Hello, to old friends, and new. I guess it's time to post on my own thread again. I have been lurking, but not posting.

There has been a new, yet expected turn of events in my situation. My H filed for divorce last week, and I signed acceptance of the papers on Monday. In 90 days, my marriage will be over.

It was up and down for a few weeks. He didn't talk much about the divorce for about a month, then the day before my birthday he went in, and got things started with the paperwork, but didn't file. St. Patrick's Day he tracked me down, and we ended up spending the night together. Bad idea I am sure, but I was still holding out hope.

Two weeks ago he started to get mean again. He seems to be back in the early stages of his MLC, where everything is my fault. Last week when he filed, he told me that he wants this to be civil. Civil, only because he doesn't want the divorce to cost him more than he thinks it should.

He does have moments where he breaks down, and asks me to forgive him if the divorce turns out to be a mistake. He can't completely say that the divorce is the right thing to do, but he is trying to, "find himself," and he thinks it will bring him the peace he needs.

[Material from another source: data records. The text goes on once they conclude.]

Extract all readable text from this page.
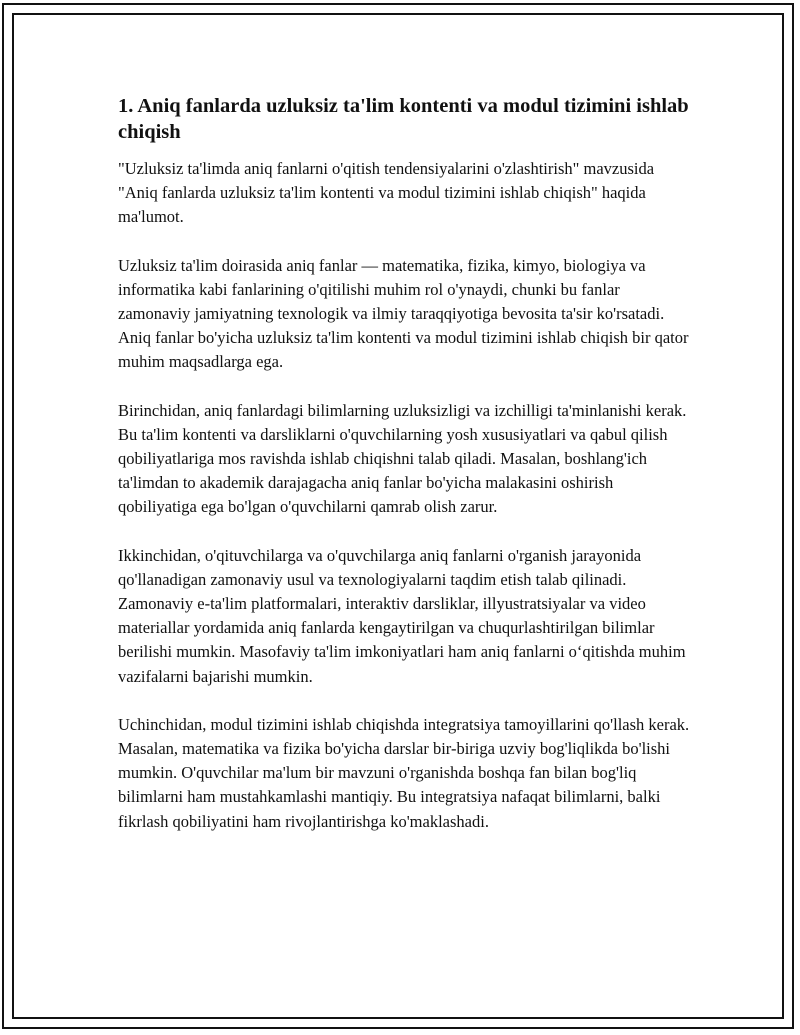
1. Aniq fanlarda uzluksiz ta'lim kontenti va modul tizimini ishlab chiqish

"Uzluksiz ta'limda aniq fanlarni o'qitish tendensiyalarini o'zlashtirish" mavzusida "Aniq fanlarda uzluksiz ta'lim kontenti va modul tizimini ishlab chiqish" haqida ma'lumot.

Uzluksiz ta'lim doirasida aniq fanlar — matematika, fizika, kimyo, biologiya va informatika kabi fanlarining o'qitilishi muhim rol o'ynaydi, chunki bu fanlar zamonaviy jamiyatning texnologik va ilmiy taraqqiyotiga bevosita ta'sir ko'rsatadi. Aniq fanlar bo'yicha uzluksiz ta'lim kontenti va modul tizimini ishlab chiqish bir qator muhim maqsadlarga ega.

Birinchidan, aniq fanlardagi bilimlarning uzluksizligi va izchilligi ta'minlanishi kerak. Bu ta'lim kontenti va darsliklarni o'quvchilarning yosh xususiyatlari va qabul qilish qobiliyatlariga mos ravishda ishlab chiqishni talab qiladi. Masalan, boshlang'ich ta'limdan to akademik darajagacha aniq fanlar bo'yicha malakasini oshirish qobiliyatiga ega bo'lgan o'quvchilarni qamrab olish zarur.

Ikkinchidan, o'qituvchilarga va o'quvchilarga aniq fanlarni o'rganish jarayonida qo'llanadigan zamonaviy usul va texnologiyalarni taqdim etish talab qilinadi. Zamonaviy e-ta'lim platformalari, interaktiv darsliklar, illyustratsiyalar va video materiallar yordamida aniq fanlarda kengaytirilgan va chuqurlashtirilgan bilimlar berilishi mumkin. Masofaviy ta'lim imkoniyatlari ham aniq fanlarni o‘qitishda muhim vazifalarni bajarishi mumkin.

Uchinchidan, modul tizimini ishlab chiqishda integratsiya tamoyillarini qo'llash kerak. Masalan, matematika va fizika bo'yicha darslar bir-biriga uzviy bog'liqlikda bo'lishi mumkin. O'quvchilar ma'lum bir mavzuni o'rganishda boshqa fan bilan bog'liq bilimlarni ham mustahkamlashi mantiqiy. Bu integratsiya nafaqat bilimlarni, balki fikrlash qobiliyatini ham rivojlantirishga ko'maklashadi.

I have cut off contact with him for the most part. He keeps telling me it doesn't have to be like this, but I don't know how it can be any other way. I gave him control through most of last year, letting him come and go, and see the OW when he wanted to. Now it is time to take back some control over my life.

I received a lot of strength and support from this board last year, and I am hoping to get some of that again. There are so many wonderful people here.